The movement would have encouraged women “to accept sexual relations” with Gregorian Bivolaru and/or to “engage in paid pornographic practices in France and abroad”, according to a source close to the investigation.
Among those accused are also women. One of them, “who behaved like a boss” according to the police source, was arrested in a “women’s pavilion” in Villiers-sur-Marne, south of Paris. While in police custody, she designated six other “coordinators” of “ashrams” in the Paris region.
Six of the twenty women installed in this pavilion told investigators that they had arrived between September and November in France for “a yoga course” or “a course on feminism”. Two said they had a nude photo taken upon their arrival. They have not filed a complaint yet.
At this point, investigators have identified 56 female potential victims.
A woman presenting herself as a victim told AFP, on condition of anonymity, of having been subjected to sex trafficking “on several occasions” “from Great Britain to Paris”. “Many people consider this organization as a yoga school (…) without knowing that it is a dangerous sect.”
The raid, which mobilized 175 police officers, took place in particular in Paris and its suburbs, and in the south-east of France.
Reporting from 2022
The investigation arose from a report in July 2022 from the French agency for the fight against sectarian aberrations (Miviludes), after the testimonies of 12 former members of Misa. As early as 2008, Misa had been excluded “from the International Yoga Federation and the European Yoga Alliance for its commercial practices deemed illicit,” recalled the judicial source.
The movement has already been the subject of legal proceedings in Europe.
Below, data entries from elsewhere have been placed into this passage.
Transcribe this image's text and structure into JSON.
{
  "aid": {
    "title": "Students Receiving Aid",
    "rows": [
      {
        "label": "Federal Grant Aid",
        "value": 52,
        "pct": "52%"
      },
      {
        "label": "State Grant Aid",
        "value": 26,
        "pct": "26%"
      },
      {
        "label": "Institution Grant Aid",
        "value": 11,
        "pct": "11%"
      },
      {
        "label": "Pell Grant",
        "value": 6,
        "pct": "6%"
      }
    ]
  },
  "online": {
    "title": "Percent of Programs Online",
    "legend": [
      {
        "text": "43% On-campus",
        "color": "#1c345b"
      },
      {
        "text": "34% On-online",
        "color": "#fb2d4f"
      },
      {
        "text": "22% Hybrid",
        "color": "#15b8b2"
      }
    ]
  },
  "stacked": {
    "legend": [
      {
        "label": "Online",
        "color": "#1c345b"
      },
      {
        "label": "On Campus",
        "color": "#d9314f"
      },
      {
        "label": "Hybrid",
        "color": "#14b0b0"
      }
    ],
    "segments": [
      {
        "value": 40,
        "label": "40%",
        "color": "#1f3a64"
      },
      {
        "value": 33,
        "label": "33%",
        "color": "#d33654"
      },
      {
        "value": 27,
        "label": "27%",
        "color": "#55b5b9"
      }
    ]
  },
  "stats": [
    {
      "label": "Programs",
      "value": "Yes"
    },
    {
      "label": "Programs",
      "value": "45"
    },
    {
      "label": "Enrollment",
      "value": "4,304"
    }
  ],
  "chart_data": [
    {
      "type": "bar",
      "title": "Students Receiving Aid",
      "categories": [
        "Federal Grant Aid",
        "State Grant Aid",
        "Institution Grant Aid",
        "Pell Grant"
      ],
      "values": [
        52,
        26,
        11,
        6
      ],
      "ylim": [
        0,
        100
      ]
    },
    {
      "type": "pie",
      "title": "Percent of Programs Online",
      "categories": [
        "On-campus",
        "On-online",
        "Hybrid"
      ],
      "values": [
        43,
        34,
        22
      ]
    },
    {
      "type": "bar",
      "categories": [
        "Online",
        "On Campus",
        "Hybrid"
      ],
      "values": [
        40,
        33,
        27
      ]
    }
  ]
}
Its founder, prosecuted in his country on several occasions, fled and obtained political asylum in Sweden at the beginning of 2006 as well as a new name: Magnus Aurolsson.
Sentenced by default in Romania in 2013 to six years of imprisonment, he disappeared for a few years before being arrested in February 2016 in France, while he was on the run.
Handed over to the Romanian authorities, he disappeared again, before being found on Tuesday in France.
Misa published a press release on Thursday in Romanian to denounce “absurd accusations” against Gregorian Bivolaru, “target of media discredit campaigns since the 1990s”.